Watridge studied medicine on an Armed Forces Health Professions Scholarship at the University of Tennessee Center for the Health Sciences (UTCHS) in Memphis, where classmates recognized his talents by presenting him with the Most Promising Physician Award. He spent time during his residency training in neurosurgery at Frenchay Hospital in Bristol, England, before returning to Memphis. In 1985, he joined the Semmes-Murphey Clinic, where he now serves as chair, and the UT Department of Neurosurgery faculty, where he is associate professor. Former president of the Southern Neurosurgical Society, Tennessee Neurosurgical Society, and Memphis Medical Society, and currently a board member of the American Association of Neurological Surgeons and on the Board of Governors for the American College of Surgeons, Watridge’s special areas of interest include cerebrovascular disease, brain tumor surgery, tic douloureux and hemifacial spasm, and degenerative cervical spine disease.
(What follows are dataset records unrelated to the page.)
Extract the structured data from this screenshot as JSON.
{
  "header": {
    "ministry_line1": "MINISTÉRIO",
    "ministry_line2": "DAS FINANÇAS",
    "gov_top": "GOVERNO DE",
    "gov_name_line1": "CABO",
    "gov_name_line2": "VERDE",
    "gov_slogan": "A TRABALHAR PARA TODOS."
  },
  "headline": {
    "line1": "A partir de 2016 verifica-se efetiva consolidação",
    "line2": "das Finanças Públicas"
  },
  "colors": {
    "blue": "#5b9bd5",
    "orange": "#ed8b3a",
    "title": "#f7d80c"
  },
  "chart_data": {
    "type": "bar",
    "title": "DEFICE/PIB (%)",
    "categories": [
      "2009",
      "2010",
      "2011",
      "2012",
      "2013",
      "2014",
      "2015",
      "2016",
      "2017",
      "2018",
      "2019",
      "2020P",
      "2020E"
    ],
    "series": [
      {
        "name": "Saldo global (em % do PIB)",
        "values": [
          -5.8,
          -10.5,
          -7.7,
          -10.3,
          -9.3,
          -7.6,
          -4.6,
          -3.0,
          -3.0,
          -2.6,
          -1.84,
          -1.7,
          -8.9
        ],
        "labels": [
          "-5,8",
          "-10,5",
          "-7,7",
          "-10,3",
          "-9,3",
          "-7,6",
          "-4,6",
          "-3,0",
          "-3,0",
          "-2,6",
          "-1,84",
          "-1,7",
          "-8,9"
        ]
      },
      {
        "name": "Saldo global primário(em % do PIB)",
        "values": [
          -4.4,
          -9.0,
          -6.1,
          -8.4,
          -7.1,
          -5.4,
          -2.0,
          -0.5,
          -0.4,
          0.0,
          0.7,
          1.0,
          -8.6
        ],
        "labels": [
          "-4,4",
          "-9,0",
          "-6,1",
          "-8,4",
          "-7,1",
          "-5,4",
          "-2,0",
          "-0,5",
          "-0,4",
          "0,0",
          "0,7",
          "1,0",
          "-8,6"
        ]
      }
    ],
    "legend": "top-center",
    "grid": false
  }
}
A principal investigator at the Memphis site for the Carotid Occlusion Surgery Study (COSS), Watridge’s research interests also include co-investigating an artificial cervical disc trial, and participating in an asymptomatic carotid artery surgery trial, brain tumor therapies, and the North American Symptomatic Carotid Endarterectomy Trial (NASCET).
 
“Of course, all this progress comes with a price,” said Watridge. “Computers and scanning devices continue to develop and improve and get faster. All these technologies have to be paid for by the institution. Upgrades are the rule and not the exception. Is this progress worth the price? Maybe this cannot be established in dollars and cents, but the safety and accuracy with which brain surgery can be accomplished today is tremendously better than it was even 20 years ago.”